En la batalla, Fuego Blanco mató a Toro, hijo de Trueno, y en su furor Trueno abatió y mató a Destello de Plata, esposo de Hija Pálida, padre de Torcido. Muchos perecieron aquel día, y desde entonces la música de todas las cosas fue más sombría, incluso hasta el día de hoy.
Cien lucubraciones
del Libro de la Lamentación
Había caído durante tanto tiempo que no recordaba cómo era no caer, ni siquiera recordaba qué era arriba y qué era abajo. Sólo recordaba las puertas, el signo del búho y del pino, y luego (como si esas puertas monstruosas se hubieran abierto y un viento negro lo hubiera lanzado a través de ellas) se había precipitado en la oscuridad, impotente como un gorrión en una tormenta.
Hermana, intentó llamar, estoy cayendo, estoy perdido… Pero ella no acudió, ni siquiera como un fantasma de la memoria. Estaban separados por un abismo que ni aun su lazo de sangre podía franquear.
Hermana, me estoy muriendo… Nunca habría pensado que ocurriría de este modo, que no tendrían una última despedida. Pero ella debía saber cuánto la amaba. En este mundo corrupto, ella era lo único que le importaba. Al menos, eso era un consuelo…
¿Quién… eres…?
Era un susurro… No, menos que un susurro: el sonido de una flor que se abría al otro lado de un prado. Aun así, en ese vacío absoluto, era un sonido glorioso, un trompetazo triunfal.
¿Quién está ahí? ¿Eres tú, Farol de Tormentas? Pero las palabras del crepuscular nunca sonaban así en su mente, tan frescas, suaves y precisas como agua goteando de una hoja cuando cesaba la lluvia.

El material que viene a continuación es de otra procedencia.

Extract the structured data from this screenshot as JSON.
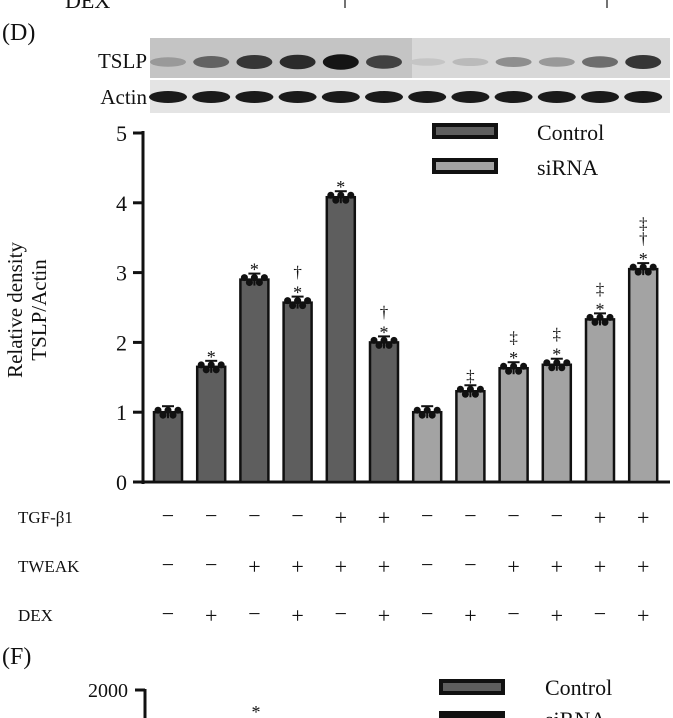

Supo que la que hablaba era una mujer, pero aun así había algo raro, el contacto era demasiado leve. Y entonces comprendió. Era la muchacha de pelo oscuro, la que había observado sus otros sueños.
¿Quién eres?, le preguntó al vacío. Aún caía, pero el movimiento había cambiado: ya no se zambullía sino que nadaba. ¿Te conozco?
¿Quién soy? Ella calló, como si la pregunta la sorprendiera. No lo sé. ¿Quién eres tú?
Una pregunta tonta, pensó él, pero descubrió que no era fácil de responder.
Tengo nombre, declaró, pero ahora no lo recuerdo.
Yo también tengo nombre, y tampoco lo recuerdo, dijo ella, una voz espectral. ¡Qué extraño…!
¿Sabes dónde estamos?
Sintió la negación antes de captar las palabras.
No. Perdidos, creo. Estamos perdidos.
Por primera vez reconoció la tristeza de esa voz y supo que no era el único que tenía miedo. Quería ayudarla, aunque no podía ayudarse a sí mismo, ni siquiera decir qué era lo que lo perturbaba. Sólo sabía que caía sin fin a través de la nada, y era una bendición invalorable tener alguien con quien compartirlo.
Quiero verte, dijo. Como antes.
¿Antes?
Me estabas observando. Eras tú, ¿verdad? Las sombras me perseguían, y los pasillos estaban en llamas…
Eras tú. No era una pregunta, sino una dulce declaración de afecto. Temía por ti.
Quiero verte.
¿Pero quién eres?, preguntó ella.
¡No lo sé! Cuando se enfurecía, la presencia de ella menguaba y eso lo asustaba. Aun así, era interesante saber que todavía podía sentir furia. Cuando caía a solas, no sentía nada. Sólo sé que estaba solo, y luego apareciste. No he sentido… Habría sido imposible explicarlo en la vigilia. En este mundo sin palabras ni direcciones era mucho más que imposible. No he sentido a nadie en mi corazón desde que la perdí. No podía recordar el nombre, pero sabía que era su hermana, su alma gemela, su otra mitad.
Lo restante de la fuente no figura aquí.